Just yesterday, we learned that the season finale will be titled “No Man’s Land,” which’ll obviously be influenced by the story that saw Gotham suffer the effects of a massive earthquake, with the U.S. government evacuating the city before leaving the metropolis to itself. Standing isolated with no bridges out of town, supervillains ran amok, with Batman and his allies doing their best to restore some kind of sanity.
In fact, actor Cameron Monaghan wasn’t shy at all in talking about this stuff in a recent interview with ComicBook.com, saying:
“We’re borrowing very heavily from some of the most iconic Batman storylines. I think that they’re deep enough, and they show where its really splitting that duality and start totally embracing the main arcs.
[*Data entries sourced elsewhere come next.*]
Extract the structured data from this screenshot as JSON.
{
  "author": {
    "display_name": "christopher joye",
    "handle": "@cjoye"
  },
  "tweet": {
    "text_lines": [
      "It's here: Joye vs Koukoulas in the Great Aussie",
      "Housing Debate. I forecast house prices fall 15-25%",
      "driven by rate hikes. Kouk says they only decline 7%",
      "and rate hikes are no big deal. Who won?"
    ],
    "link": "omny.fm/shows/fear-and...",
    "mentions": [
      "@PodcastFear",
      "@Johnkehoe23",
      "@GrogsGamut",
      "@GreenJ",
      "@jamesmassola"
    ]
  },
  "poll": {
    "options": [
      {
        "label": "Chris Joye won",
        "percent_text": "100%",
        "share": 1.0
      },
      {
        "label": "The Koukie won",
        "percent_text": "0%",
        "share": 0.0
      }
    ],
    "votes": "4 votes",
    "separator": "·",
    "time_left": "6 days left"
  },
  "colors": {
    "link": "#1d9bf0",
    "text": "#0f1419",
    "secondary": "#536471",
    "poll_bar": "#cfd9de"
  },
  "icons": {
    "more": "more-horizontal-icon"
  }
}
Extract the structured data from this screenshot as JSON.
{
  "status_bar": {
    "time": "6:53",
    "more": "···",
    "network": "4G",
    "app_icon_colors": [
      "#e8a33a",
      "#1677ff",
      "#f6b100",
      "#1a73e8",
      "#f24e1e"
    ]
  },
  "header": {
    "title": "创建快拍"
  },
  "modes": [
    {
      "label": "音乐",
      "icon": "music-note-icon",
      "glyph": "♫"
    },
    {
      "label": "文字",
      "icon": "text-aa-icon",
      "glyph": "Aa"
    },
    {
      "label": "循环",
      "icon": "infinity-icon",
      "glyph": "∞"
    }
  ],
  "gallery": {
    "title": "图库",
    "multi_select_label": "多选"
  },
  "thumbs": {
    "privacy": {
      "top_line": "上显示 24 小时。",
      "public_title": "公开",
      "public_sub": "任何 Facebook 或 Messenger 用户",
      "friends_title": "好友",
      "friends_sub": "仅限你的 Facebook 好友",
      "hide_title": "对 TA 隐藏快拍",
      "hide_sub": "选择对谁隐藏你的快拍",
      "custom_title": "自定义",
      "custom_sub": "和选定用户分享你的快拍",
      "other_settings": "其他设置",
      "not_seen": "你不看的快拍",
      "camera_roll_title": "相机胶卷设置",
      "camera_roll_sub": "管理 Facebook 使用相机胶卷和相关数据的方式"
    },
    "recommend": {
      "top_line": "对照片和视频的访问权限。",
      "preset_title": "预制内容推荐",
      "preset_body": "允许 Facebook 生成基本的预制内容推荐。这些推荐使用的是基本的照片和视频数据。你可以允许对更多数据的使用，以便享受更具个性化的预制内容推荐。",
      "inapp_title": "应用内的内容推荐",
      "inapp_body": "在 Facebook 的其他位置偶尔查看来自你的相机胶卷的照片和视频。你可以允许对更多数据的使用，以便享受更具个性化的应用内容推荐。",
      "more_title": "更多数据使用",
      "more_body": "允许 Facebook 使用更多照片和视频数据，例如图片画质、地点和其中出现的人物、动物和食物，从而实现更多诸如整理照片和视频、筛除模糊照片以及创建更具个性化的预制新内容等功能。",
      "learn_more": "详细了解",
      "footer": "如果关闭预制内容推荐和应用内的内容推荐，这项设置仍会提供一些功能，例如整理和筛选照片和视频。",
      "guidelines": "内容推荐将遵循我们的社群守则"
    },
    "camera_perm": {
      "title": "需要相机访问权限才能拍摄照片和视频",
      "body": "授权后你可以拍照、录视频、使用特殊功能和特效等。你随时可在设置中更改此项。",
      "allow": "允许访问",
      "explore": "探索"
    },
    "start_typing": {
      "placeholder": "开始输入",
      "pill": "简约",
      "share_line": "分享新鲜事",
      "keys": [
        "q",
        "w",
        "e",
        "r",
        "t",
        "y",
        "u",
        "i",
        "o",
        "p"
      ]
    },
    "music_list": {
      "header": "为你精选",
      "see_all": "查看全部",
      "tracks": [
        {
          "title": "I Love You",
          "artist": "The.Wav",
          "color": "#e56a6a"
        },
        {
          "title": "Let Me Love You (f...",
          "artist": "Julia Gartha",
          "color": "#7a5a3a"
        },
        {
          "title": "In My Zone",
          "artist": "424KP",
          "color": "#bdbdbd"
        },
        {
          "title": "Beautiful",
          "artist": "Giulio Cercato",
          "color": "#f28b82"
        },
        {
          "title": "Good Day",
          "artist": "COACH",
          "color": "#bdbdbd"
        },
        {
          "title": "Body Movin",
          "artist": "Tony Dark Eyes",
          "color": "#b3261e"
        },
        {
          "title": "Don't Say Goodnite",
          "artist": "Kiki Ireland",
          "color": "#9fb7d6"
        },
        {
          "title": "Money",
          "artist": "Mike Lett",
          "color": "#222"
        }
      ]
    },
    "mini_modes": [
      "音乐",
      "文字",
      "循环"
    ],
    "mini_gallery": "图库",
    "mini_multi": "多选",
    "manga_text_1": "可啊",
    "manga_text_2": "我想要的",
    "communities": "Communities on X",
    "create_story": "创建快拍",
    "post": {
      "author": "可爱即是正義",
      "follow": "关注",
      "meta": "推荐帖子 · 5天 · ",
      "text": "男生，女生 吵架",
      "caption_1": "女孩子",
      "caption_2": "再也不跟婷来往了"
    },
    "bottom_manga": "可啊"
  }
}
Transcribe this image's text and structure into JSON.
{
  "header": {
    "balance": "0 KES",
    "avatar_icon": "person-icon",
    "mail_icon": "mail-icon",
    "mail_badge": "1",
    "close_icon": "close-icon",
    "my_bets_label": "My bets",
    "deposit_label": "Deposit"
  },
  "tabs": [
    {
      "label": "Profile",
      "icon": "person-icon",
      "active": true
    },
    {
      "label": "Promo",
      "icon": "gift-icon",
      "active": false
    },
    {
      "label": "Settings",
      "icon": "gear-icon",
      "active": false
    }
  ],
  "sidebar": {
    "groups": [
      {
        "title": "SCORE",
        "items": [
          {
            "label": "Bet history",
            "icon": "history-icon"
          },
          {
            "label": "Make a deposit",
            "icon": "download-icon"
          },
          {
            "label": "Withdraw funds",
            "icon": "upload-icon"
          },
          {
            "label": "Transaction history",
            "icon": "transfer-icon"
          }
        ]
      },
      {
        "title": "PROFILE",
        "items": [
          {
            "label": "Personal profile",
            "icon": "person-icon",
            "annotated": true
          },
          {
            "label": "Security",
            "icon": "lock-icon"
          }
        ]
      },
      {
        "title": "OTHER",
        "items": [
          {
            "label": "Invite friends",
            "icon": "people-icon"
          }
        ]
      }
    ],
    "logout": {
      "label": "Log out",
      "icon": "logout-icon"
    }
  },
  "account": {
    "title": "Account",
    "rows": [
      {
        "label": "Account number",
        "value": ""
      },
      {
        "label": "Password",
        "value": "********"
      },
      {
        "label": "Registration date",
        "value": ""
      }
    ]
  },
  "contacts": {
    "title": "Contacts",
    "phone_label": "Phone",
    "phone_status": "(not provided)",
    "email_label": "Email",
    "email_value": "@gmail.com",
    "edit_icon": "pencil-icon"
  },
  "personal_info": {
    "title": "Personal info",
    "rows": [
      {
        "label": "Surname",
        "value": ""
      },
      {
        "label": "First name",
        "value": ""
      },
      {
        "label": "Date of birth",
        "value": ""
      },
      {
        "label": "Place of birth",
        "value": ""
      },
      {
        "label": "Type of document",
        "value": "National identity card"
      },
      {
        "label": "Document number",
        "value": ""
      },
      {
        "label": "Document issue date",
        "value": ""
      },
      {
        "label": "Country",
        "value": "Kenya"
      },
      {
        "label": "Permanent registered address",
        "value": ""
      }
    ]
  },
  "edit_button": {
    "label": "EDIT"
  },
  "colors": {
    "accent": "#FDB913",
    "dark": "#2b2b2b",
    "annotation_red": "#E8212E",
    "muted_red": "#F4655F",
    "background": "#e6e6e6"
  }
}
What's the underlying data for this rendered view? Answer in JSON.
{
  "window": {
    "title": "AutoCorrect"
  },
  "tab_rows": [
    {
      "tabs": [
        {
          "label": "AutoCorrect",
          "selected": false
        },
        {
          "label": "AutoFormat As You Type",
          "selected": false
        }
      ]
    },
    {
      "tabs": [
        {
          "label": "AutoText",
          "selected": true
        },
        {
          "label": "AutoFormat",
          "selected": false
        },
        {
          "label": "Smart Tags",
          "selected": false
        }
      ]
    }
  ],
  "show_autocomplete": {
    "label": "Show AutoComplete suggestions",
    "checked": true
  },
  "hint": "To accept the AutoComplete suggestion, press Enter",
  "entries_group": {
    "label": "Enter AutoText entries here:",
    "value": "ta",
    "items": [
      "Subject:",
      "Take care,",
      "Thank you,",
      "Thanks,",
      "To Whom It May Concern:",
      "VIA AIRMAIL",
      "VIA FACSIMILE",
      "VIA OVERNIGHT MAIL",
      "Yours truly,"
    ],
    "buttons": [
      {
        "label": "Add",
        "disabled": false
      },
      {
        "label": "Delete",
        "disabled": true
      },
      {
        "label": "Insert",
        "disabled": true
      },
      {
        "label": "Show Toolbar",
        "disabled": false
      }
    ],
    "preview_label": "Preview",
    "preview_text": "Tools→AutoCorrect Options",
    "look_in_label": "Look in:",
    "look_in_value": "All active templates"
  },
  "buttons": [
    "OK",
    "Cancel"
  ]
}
I think that we did a little bit in season three to bring it into The Killing Joke.”
As Monaghan continued, he let even more juicy details slip:
“I will say that the second-to-last episode of the season is called ‘One Bad Day’. That will be a little bit of an indication of how much we’re gonna be ingrained in the books, specifically the No Mans Land storyline.
I don’t want to say what it exactly is for the people that haven’t read it yet, but if you have read it, you know what it is, and the show is going there. And we’re picking up the pace in a way that the show has never gone, done before. It’s getting real.
Continuing on, he revealed:
And the show is going on a different time, and at great speed and at the same time it’s also taking us to a level of stakes that it never has before, and we really do see a really epic number of arcs reach their climax and cause an escalation that we’ve never seen on the show before. Where, if you’ve seen all these different situations force Bruce into the man he’s going to be and it’s going to be challenging him in a way that he’s never been challenged before, both in a grand scale but also in a very personal sense, as well. Yeah, can’t wait for people to see it.”
After reading that, it’s hard not to think that The Killing Joke‘s influence won’t continue being felt. I mean, after learning that this season’s penultimate episode is titled “One Bad Day,” one has to believe that may very well be when we see the true emergence of the Joker. Time will tell, of course, but we’ve come to learn that these titles aren’t being used by accident.
Gotham airs on Thursday nights on Fox.